Malheur à toi, Zarathustra ! — Tu as l’air d’un homme — qui a avalé de l’or : — on finira par t’ouvrir le ventre !…
Tu es trop riche, — tu gâtes trop de monde ! — tu fais trop d’envieux, — trop de pauvres… — Moi-même, ta lumière me relègue dans l’ombre, — et j’ai froid : va-t’en, riche, — va t’en, Zarathustra, va-t’en de ton soleil !…
Tu voudrais donner, répandre à pleines mains ton superflu. — mais toi-même, tu es le plus superflu ! — Sois prudent, ô riche ! — Donne-toi d’abord toi-même, ô Zarathustra !
Dix ans se sont passés, — et pas une goutte d’eau ne t’apparut ? — pas un vent humide ? pas de rosée d’amour ? — Mais qui donc devrait t’aimer, — ô richissime ? — Ton bonheur sèche tout à la ronde, — appauvrit en amour — un pays privé de pluie…
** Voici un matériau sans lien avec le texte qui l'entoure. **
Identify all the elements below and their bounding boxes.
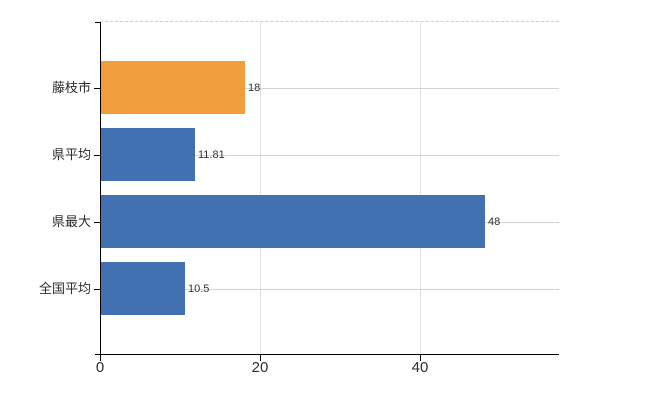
bar-4 xyxy=(101,262,185,315)
x-tick-label: 0 xyxy=(95,359,105,376)
value-label: 18 xyxy=(248,82,261,94)
plot-top-border xyxy=(100,21,559,22)
x-tick-mark xyxy=(260,355,261,361)
category-label: 全国平均 xyxy=(38,281,91,296)
x-tick-label: 20 xyxy=(251,359,269,376)
category-label: 藤枝市 xyxy=(51,80,91,95)
y-tick-mark xyxy=(94,155,100,156)
value-label: 11.81 xyxy=(198,149,225,161)
h-gridline xyxy=(100,155,559,156)
x-tick-label: 40 xyxy=(411,359,429,376)
y-tick-mark xyxy=(94,88,100,89)
x-tick-mark xyxy=(420,355,421,361)
y-tick-mark xyxy=(94,222,100,223)
x-tick-mark xyxy=(100,355,101,361)
bar-2 xyxy=(101,128,195,181)
v-gridline xyxy=(260,22,261,354)
bar-1 xyxy=(101,61,245,114)
y-tick-mark xyxy=(94,289,100,290)
h-gridline xyxy=(100,289,559,290)
bar-3 xyxy=(101,195,485,248)
y-axis-top-tick xyxy=(95,22,100,23)
y-axis-line xyxy=(100,22,101,354)
value-label: 48 xyxy=(488,216,501,228)
x-axis-line xyxy=(95,354,559,355)
category-label: 県平均 xyxy=(51,147,91,162)
h-gridline xyxy=(100,88,559,89)
v-gridline xyxy=(420,22,421,354)
category-label: 県最大 xyxy=(51,214,91,229)
value-label: 10.5 xyxy=(188,283,210,295)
Personne ne te remercie plus… — Mais c’est toi qui remercie chacun — de ceux qui prennent de toi : — Là je te reconnais bien, — ô richissime, — toi le plus pauvre de tous les riches !
Tu te sacrifies, ta richesse te torture, — tu te fatigues à donner, — tu ne te ménages pas, tu ne t’aimes pas : — la grande torture te domine toujours, — la torture des granges débordantes, du cœur débordant. — Mais personne ne te remercie..
Tu dois devenir plus pauvre, — ô sage sans sagesse, — si tu veux être aimé. — On n’aime que les souffrants, — on ne donne d’amour qu’aux affamés… — Donne-toi d’abord toi-même, Zarathustra !
— Je suis ta vérité…
(Traduction de Georges Mesnil.)
- ↑ Par ces poèmes se termine l’œuvre du philosophe allemand. Ce sont les dernières pages écrites par lui avant que la cruelle maladie dont il souffrait ne vînt paralyser sa pensée.